Si quelque chose manque au duc de Saint-Simon comme historien, c’est la pensée philosophique; en cela, il reste inférieur à Bossuet, qui s’inspire de la foi, et à Tacite, qui adore la liberté. Il n’a ni les vues sublimes de l’un, ni les profondes maximes et les nobles aspirations de l’autre. Politique attardé, il évoque des limbes du passé des institutions qui ne peuvent plus renaître. Champion d’une aristocratie tombée, il plaide une cause à jamais perdue devant l’histoire et le progrès des siècles. Là est sa faiblesse : son idéal manque de vérité et d’avenir. S’il discerne avec tant de sagacité, s’il blâme avec tant de rudesse les vices du pouvoir absolu, son ressentiment l’y aide bien autant que la pénétration de son esprit; l’orgueil blessé du patricien ne crie pas moins haut que la conscience de l’honnête homme. Il veut des garanties politiques, mais surtout dans un intérêt de caste : il parle de liberté, et il combat pour le privilège.

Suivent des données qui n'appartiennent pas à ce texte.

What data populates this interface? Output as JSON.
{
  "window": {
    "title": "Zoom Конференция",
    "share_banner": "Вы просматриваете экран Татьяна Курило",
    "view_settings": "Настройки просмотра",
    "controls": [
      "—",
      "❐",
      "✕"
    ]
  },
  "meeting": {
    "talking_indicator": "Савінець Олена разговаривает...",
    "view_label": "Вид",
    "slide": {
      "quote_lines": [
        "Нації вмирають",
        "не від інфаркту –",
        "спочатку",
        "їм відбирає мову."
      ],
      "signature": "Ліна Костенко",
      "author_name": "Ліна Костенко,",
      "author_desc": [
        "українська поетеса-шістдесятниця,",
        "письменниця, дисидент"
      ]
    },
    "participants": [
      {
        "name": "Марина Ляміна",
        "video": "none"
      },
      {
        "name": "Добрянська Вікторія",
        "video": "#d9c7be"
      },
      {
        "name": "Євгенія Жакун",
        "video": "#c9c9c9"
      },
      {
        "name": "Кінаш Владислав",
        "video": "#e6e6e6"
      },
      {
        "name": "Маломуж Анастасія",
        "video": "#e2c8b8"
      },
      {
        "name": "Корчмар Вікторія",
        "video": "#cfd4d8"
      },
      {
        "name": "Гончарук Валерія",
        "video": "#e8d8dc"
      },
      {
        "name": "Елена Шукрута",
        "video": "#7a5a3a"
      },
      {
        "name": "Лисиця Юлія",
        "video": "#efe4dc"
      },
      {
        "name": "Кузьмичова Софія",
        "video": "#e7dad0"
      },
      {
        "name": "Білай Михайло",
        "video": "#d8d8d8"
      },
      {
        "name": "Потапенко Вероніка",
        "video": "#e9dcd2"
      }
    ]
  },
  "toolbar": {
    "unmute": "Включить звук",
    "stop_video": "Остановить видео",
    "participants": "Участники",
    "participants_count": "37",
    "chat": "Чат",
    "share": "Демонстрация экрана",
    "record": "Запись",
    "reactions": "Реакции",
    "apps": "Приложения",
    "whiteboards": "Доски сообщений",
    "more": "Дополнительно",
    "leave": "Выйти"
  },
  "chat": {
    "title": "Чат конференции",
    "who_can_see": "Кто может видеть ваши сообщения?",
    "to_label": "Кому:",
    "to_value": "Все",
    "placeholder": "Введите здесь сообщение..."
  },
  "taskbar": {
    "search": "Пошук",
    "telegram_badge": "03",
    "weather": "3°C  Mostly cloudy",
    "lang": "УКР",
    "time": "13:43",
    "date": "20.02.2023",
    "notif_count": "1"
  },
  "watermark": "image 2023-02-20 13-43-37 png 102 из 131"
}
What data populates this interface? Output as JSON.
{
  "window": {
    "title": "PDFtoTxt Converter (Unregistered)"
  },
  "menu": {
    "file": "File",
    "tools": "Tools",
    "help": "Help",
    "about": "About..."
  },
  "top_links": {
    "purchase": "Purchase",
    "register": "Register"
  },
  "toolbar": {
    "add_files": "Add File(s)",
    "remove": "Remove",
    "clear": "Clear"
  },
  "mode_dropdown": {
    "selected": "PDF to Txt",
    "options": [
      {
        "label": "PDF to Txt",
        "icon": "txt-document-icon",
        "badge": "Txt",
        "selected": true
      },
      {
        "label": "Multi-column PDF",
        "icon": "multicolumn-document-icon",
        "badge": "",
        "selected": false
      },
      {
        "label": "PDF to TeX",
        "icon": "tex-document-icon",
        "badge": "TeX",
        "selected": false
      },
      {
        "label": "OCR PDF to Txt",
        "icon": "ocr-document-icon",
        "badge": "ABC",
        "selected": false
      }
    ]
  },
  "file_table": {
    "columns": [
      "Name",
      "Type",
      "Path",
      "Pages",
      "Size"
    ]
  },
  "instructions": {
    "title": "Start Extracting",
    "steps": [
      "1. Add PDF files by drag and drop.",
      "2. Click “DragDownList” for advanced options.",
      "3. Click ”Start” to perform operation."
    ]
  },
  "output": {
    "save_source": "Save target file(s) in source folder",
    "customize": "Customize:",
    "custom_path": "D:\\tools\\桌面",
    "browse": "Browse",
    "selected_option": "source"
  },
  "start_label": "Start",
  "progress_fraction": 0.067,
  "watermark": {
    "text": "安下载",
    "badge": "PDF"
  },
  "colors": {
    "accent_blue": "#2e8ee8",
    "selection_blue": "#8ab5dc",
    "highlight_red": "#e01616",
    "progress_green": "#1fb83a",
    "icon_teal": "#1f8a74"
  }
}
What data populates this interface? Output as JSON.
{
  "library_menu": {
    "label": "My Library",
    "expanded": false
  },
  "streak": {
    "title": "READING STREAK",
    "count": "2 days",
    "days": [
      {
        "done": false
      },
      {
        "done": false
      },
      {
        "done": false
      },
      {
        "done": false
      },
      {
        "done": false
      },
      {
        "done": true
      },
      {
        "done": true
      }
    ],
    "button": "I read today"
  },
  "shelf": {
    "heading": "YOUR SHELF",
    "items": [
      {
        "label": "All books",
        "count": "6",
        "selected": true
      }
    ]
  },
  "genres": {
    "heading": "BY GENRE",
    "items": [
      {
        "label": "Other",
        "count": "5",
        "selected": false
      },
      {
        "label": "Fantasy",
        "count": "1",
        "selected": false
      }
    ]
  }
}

Ce n’est pas à dire que pour Saint-Simon l’histoire n’ait point un sens élevé et profond; il aime à en signaler la portée religieuse. « A qui considère, écrit-il, les événemens que racontent les histoires dans leur origine réelle et première, dans leurs degrés, dans leurs progrès, il n’y a peut-être aucun livre de piété (après les divins et après le grand livre toujours ouvert du spectacle de la nature) qui élève tant à Dieu, qui en nourrisse plus l’admiration continuelle, et qui montre avec plus d’évidence notre néant et nos ténèbres. » L’histoire, pour Saint-Simon, n’est point un champ de bataille poudreux où tout soit livré aux décisions de la force et du hasard, où l’homme, abandonné à lui-même, se débatte dans la nuit contre les lois stupides de la fatalité. Non : Dieu plane au-dessus du combat; sa providence, toujours présente, toujours active, se révèle jusque dans les châtimens, et du haut de sa foi, l’écrivain, tout ému des catastrophes qu’il raconte, adresse aux puissans de la terre des avertissemens qui rappellent les accens de la chaire chrétienne.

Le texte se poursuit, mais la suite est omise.